Probably the 1% of the population whom owns most of the wealth in the world.

The golden rule - 'The one with all the gold makes all the rules.'


----------



## SixFootScowl (Oct 17, 2011)

Vesuvius said:


> Probably the 1% of the population whom owns most of the wealth in the world.
> 
> The golden rule - 'The one with all the gold makes all the rules.'


Goes along with the lyrics from a Bob Dylan song, "Money doesn't talk, it swears."


----------



## Marschallin Blair (Jan 23, 2014)

Vesuvius said:


> Probably the 1% of the population whom owns most of the wealth in the world.
> 
> The golden rule - 'The one with all the gold makes all the rules.'


I'd say it's the love of other people's money that is the root of all evil.


----------



## Headphone Hermit (Jan 8, 2014)

Marschallin Blair said:


> I'd say it's the love of other people's money that is the root of all evil.


does anyone really love someone else's money? Don't they normally wait until they have it in their own wallet/bank account/handbag before they love it? :devil:


----------



## KenOC (Mar 7, 2011)

Headphone Hermit said:


> does anyone really love someone else's money? Don't they normally wait until they have it in their own wallet/bank account/handbag before they love it? :devil:


Exactly so. Prior to that point, it's simply lust, not love. :lol:


----------



## Marschallin Blair (Jan 23, 2014)

Headphone Hermit said:


> does anyone really love someone else's money? Don't they normally wait until they have it in their own wallet/bank account/handbag before they love it? :devil:


My congenital blondeness misspoke.

What I needed to say was: They'll love 'their' unearned money until they run out of my 'earned' money.


----------



## Marschallin Blair (Jan 23, 2014)

KenOC said:


> Exactly so.

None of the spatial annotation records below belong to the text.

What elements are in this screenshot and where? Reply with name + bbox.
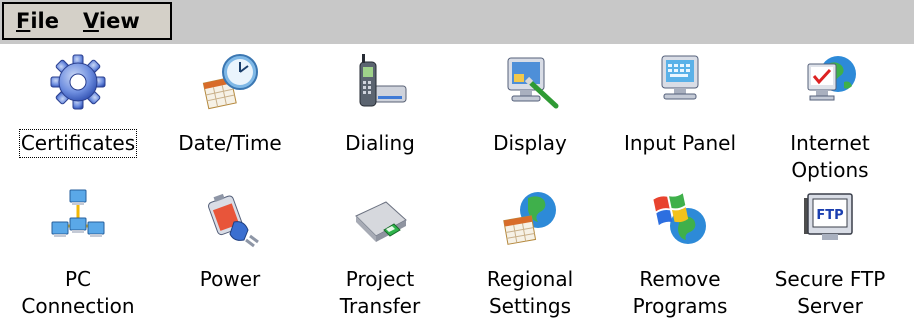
item-label: Project <box>345 267 415 291</box>
battery-plug-icon <box>200 188 260 248</box>
monitor-brush-icon <box>500 52 560 112</box>
item-label-line2: Server <box>797 294 863 318</box>
item-label: Date/Time <box>178 131 282 155</box>
item-label: Input Panel <box>623 131 737 155</box>
item-label-line2: Connection <box>21 294 135 318</box>
item-label: Regional <box>486 267 574 291</box>
item-label-line2: Programs <box>632 294 728 318</box>
item-label-line2: Transfer <box>339 294 421 318</box>
menu-file[interactable]: File <box>16 9 59 33</box>
item-label-line2: Settings <box>488 294 572 318</box>
calendar-clock-icon <box>200 52 260 112</box>
gear-icon <box>48 52 108 112</box>
network-computers-icon <box>48 188 108 248</box>
menu-bar: File View <box>0 0 914 44</box>
item-label: Remove <box>639 267 721 291</box>
item-label: PC <box>64 267 92 291</box>
menu-view[interactable]: View <box>83 9 140 33</box>
svg-text:FTP: FTP <box>816 208 843 223</box>
item-label: Secure FTP <box>774 267 886 291</box>
ftp-monitor-icon: FTP <box>800 188 860 248</box>
item-label: Internet <box>790 131 870 155</box>
item-label: Dialing <box>345 131 415 155</box>
menu-group: File View <box>2 2 172 40</box>
keyboard-monitor-icon <box>650 52 710 112</box>
item-label: Power <box>199 267 261 291</box>
item-label: Display <box>493 131 567 155</box>
globe-calendar-icon <box>500 188 560 248</box>
windows-flag-icon <box>650 188 710 248</box>
globe-check-icon <box>800 52 860 112</box>
item-label-line2: Options <box>791 158 869 182</box>
item-label: Certificates <box>18 129 138 158</box>
phone-modem-icon <box>350 52 410 112</box>
card-reader-icon <box>350 188 410 248</box>
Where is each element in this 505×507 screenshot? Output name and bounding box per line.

Prior to that point, it's simply lust, not love. :lol:


Property naturally infringes on their right to steal, of course they're dogs gone wild.


----------



## KenOC (Mar 7, 2011)

Marschallin Blair said:


> Property naturally infringes on their right to steal, of course they're dogs gone wild.

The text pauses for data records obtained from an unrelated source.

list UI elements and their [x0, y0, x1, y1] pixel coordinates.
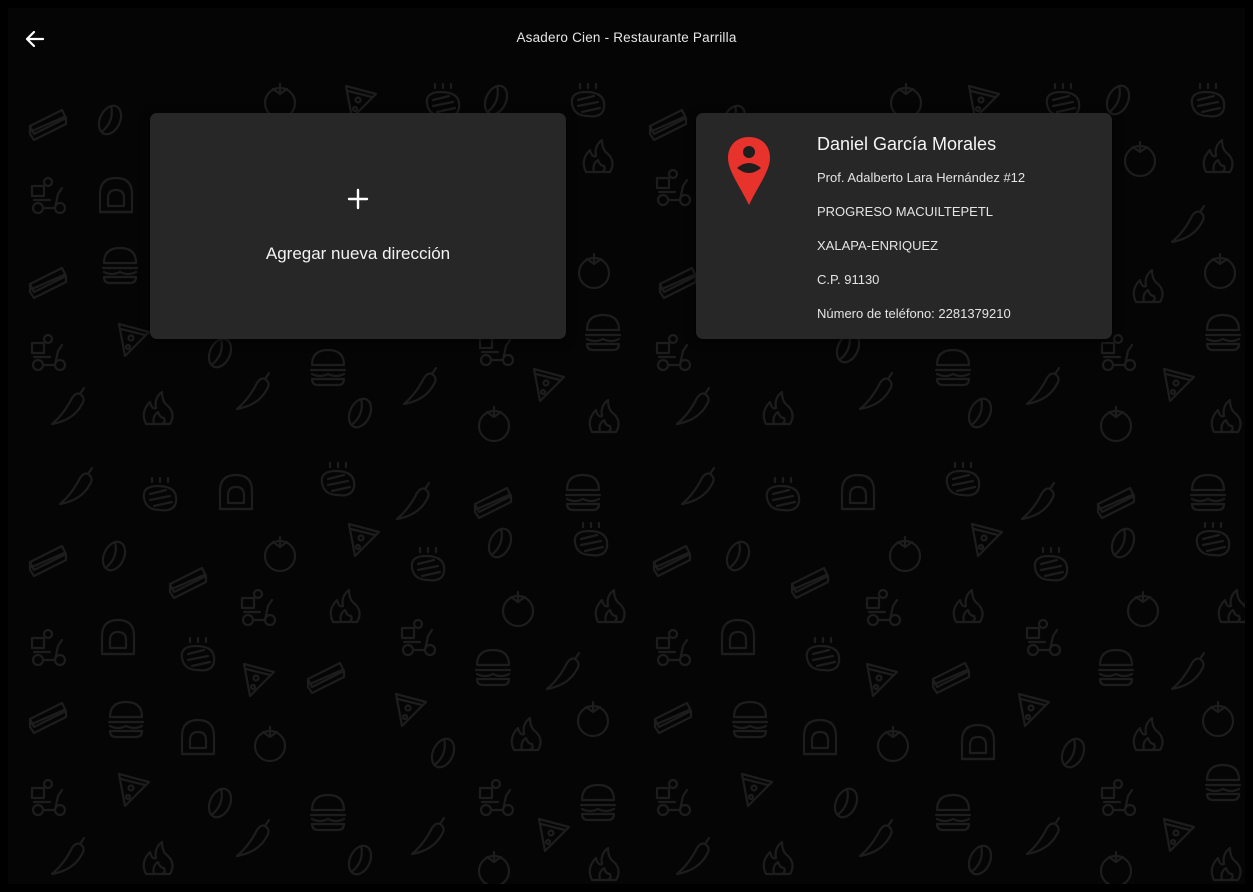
address-postal-code: C.P. 91130 — [817, 272, 880, 287]
address-city: XALAPA-ENRIQUEZ — [817, 238, 939, 253]
location-pin-person-icon — [728, 137, 770, 205]
address-phone: Número de teléfono: 2281379210 — [817, 306, 1011, 321]
address-neighborhood: PROGRESO MACUILTEPETL — [817, 204, 994, 219]
plus-icon — [347, 188, 369, 210]
app-screen: Asadero Cien - Restaurante Parrilla Agre… — [8, 8, 1245, 884]
add-address-label: Agregar nueva dirección — [265, 244, 451, 263]
add-address-card[interactable]: Agregar nueva dirección — [150, 113, 566, 339]
address-card[interactable]: Daniel García Morales Prof. Adalberto La… — [696, 113, 1112, 339]
address-details: Daniel García Morales Prof. Adalberto La… — [817, 131, 1102, 338]
page-title: Asadero Cien - Restaurante Parrilla — [516, 30, 737, 45]
top-bar: Asadero Cien - Restaurante Parrilla — [8, 8, 1245, 70]
address-street: Prof. Adalberto Lara Hernández #12 — [817, 170, 1026, 185]
recipient-name: Daniel García Morales — [817, 134, 997, 154]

When young, I managed a retail electronics store, part of a chain. My district manager used to tell us at sales meetings: "When somebody walks into your store, I want you to say to yourself: That person has my money in his pocket."

Sound advice for any age.


----------



## Harlequin (May 30, 2014)

How about we just say it influences people, that in itself is bad enough. I firmly believe a lot of music influences perception; as far as control, you would need a controller and regarding that, well the only form of controlling I see going on is that of "trying" to produce as much money as possible from the sales.


----------



## Marschallin Blair (Jan 23, 2014)

KenOC said:


> When young, I managed a retail electronics store, part of a chain. My district manager used to tell us at sales meetings: "When somebody walks into your store, I want you to say to yourself: That person has my money in his pocket."
> 
> Sound advice for any age.


"To get what_ I_ value, I must first offer him something _he_ values"-- absolutely.

I'd call that civility.


----------



## Marschallin Blair (Jan 23, 2014)

Harlequin said:


> How about we just say it influences people, that in itself is bad enough. I firmly believe a lot of music influences perception; as far as control, you would need a controller and regarding that, well the only form of controlling I see going on is that of "trying" to produce as much money as possible from the sales.


---
People can deal with each other by reason and persuasion-- the civilized way; or by the alternative---- fists and bullets. There is no third way.

Either _you_ decide or someone decides _for you_.


----------



## mtmailey (Oct 21, 2011)

dgee said:


> Who's they? The Lizard Men? The one-world government? What are they telling them?


The they i am referring to are those in the government & the music industry.


----------



## SixFootScowl (Oct 17, 2011)

mtmailey said:


> The they i am referring to are those in the government & the music industry.


But many of the "they" in the government are useful idiots serving those who really control the government. When weapons manufacturers contribute election winning amounts to election campaigns, then they definitely will find some place to have a war. But that is only a small part of a massive problem.


----------